Life could be so easy. Successful brand managers (or higher) could call and request my services. Beautiful (and talented) women could call to inquire about my dinner plans. My brothers construction company could show up with a crew (or two) carrying enough lumber to repair my pitiful excuse for a home. 

Yes, life could be so easy. 

'Cept it ain't.

Depending on your religious or philosophical bent, it is mostly labeled as somewhere between suffering and hardship. No one ever said it was fair. No one likened it to easy. We (most of us) were never promised rose gardens. 

Life is hard. Life is suffering. 

Now that we have THAT out of the way, we can begin. Because as soon as, the very moment, that we accept this fact, it is no longer suffering and it is no longer hard. Kind of a metaphysical catch-ah-22. Additionally,

IT IS WHAT WE DO. We live. We endure. We work. We learn to suffer in silence and push past pain. We sustain, grow, love, assist, contribute and find all types of ways to lighten the load and laugh in the face of torment and torture. WE DO NOT GIVE UP.

Ever. Under any circumstance. And no matter what. 

And that is why, dear friends, we work so hard at suffering. We even practice it. The more we do it, experience the nuance and the propinquity, the longer we can stand the relentless assault on our senses by a world seemingly gone berserk, the better our chances of survival. As individuals and as a group. 

And that is the goal, right? To stick around long enough to see grand kids get married, to pay off the mortgage, to break par, to retire to the lakefront house, to write our memoirs, or to race Kona. 

So we practice the art of the suffer. We make it hard.

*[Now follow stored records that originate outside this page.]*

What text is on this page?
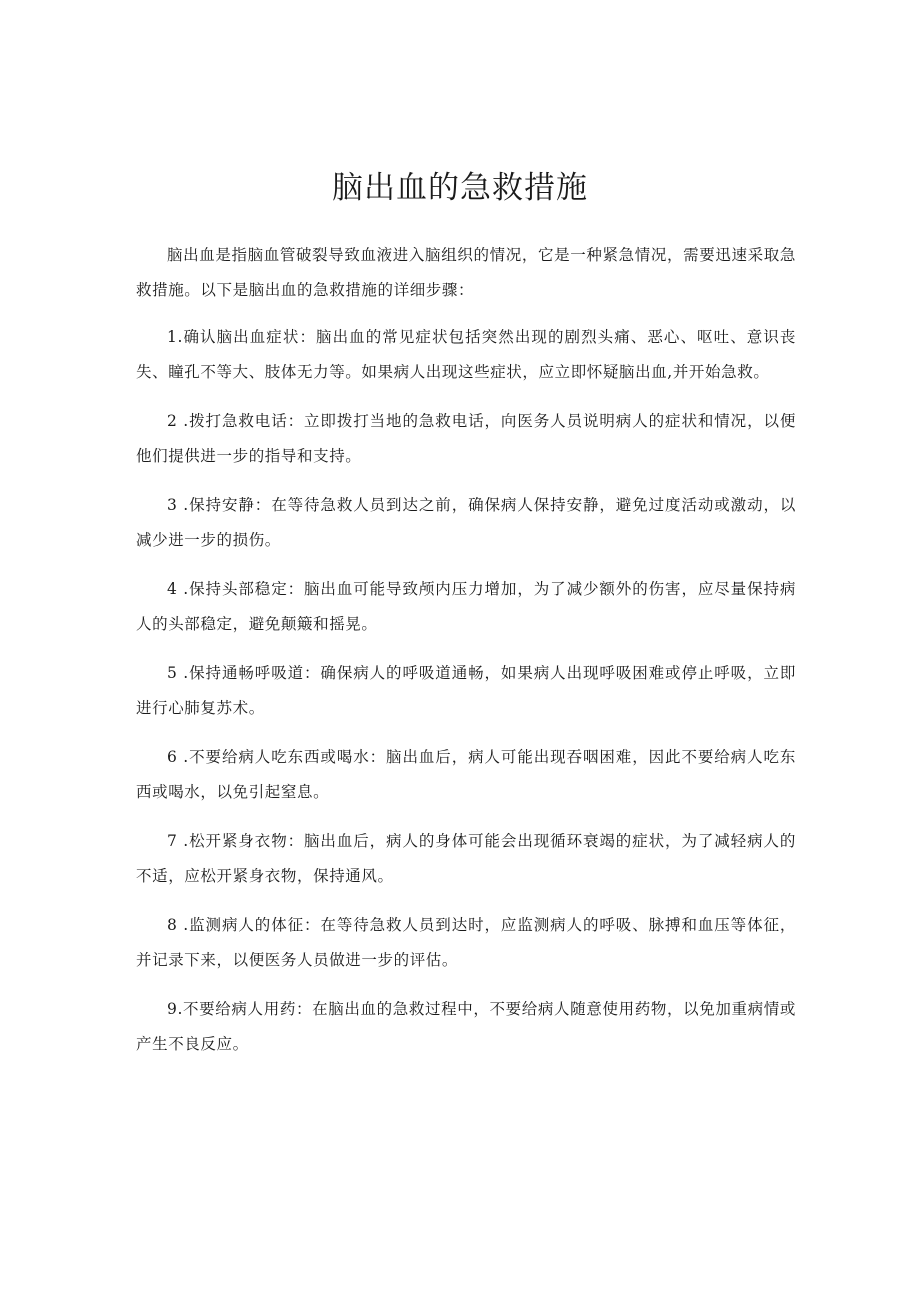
脑出血的急救措施

脑出血是指脑血管破裂导致血液进入脑组织的情况，它是一种紧急情况，需要迅速采取急救措施。以下是脑出血的急救措施的详细步骤：

1.确认脑出血症状：脑出血的常见症状包括突然出现的剧烈头痛、恶心、呕吐、意识丧失、瞳孔不等大、肢体无力等。如果病人出现这些症状，应立即怀疑脑出血,并开始急救。

2 .拨打急救电话：立即拨打当地的急救电话，向医务人员说明病人的症状和情况，以便他们提供进一步的指导和支持。

3 .保持安静：在等待急救人员到达之前，确保病人保持安静，避免过度活动或激动，以减少进一步的损伤。

4 .保持头部稳定：脑出血可能导致颅内压力增加，为了减少额外的伤害，应尽量保持病人的头部稳定，避免颠簸和摇晃。

5 .保持通畅呼吸道：确保病人的呼吸道通畅，如果病人出现呼吸困难或停止呼吸，立即进行心肺复苏术。

6 .不要给病人吃东西或喝水：脑出血后，病人可能出现吞咽困难，因此不要给病人吃东西或喝水，以免引起窒息。

7 .松开紧身衣物：脑出血后，病人的身体可能会出现循环衰竭的症状，为了减轻病人的不适，应松开紧身衣物，保持通风。

8 .监测病人的体征：在等待急救人员到达时，应监测病人的呼吸、脉搏和血压等体征，并记录下来，以便医务人员做进一步的评估。

9.不要给病人用药：在脑出血的急救过程中，不要给病人随意使用药物，以免加重病情或产生不良反应。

We do things that only a very small percentage of the populace are willing to do. And we do it often. I will walk WAY out on a limb and suggest that the results of this strange behavior is the single most important element in endurance. Another name for endurance?

Longevity. One's ability to endure. To outlast. The last man (or woman) standing. Me & YOU. 

I think there is value in that. I also feel that it needs to be matched with some definition of quality to be truly noble. We talked this morning about the two types of people who participate in Ironman: Those that race it and those that just want to finish. I want to race. That adds the last 10% to the 90% equation. There has to be meaning. There has to be challenge. I have got to earn it. I have got to understand at the cellular level what pain, suffering and hardship is. What it feels like. How it tastes. 

Life would be so easy it it came in a pill.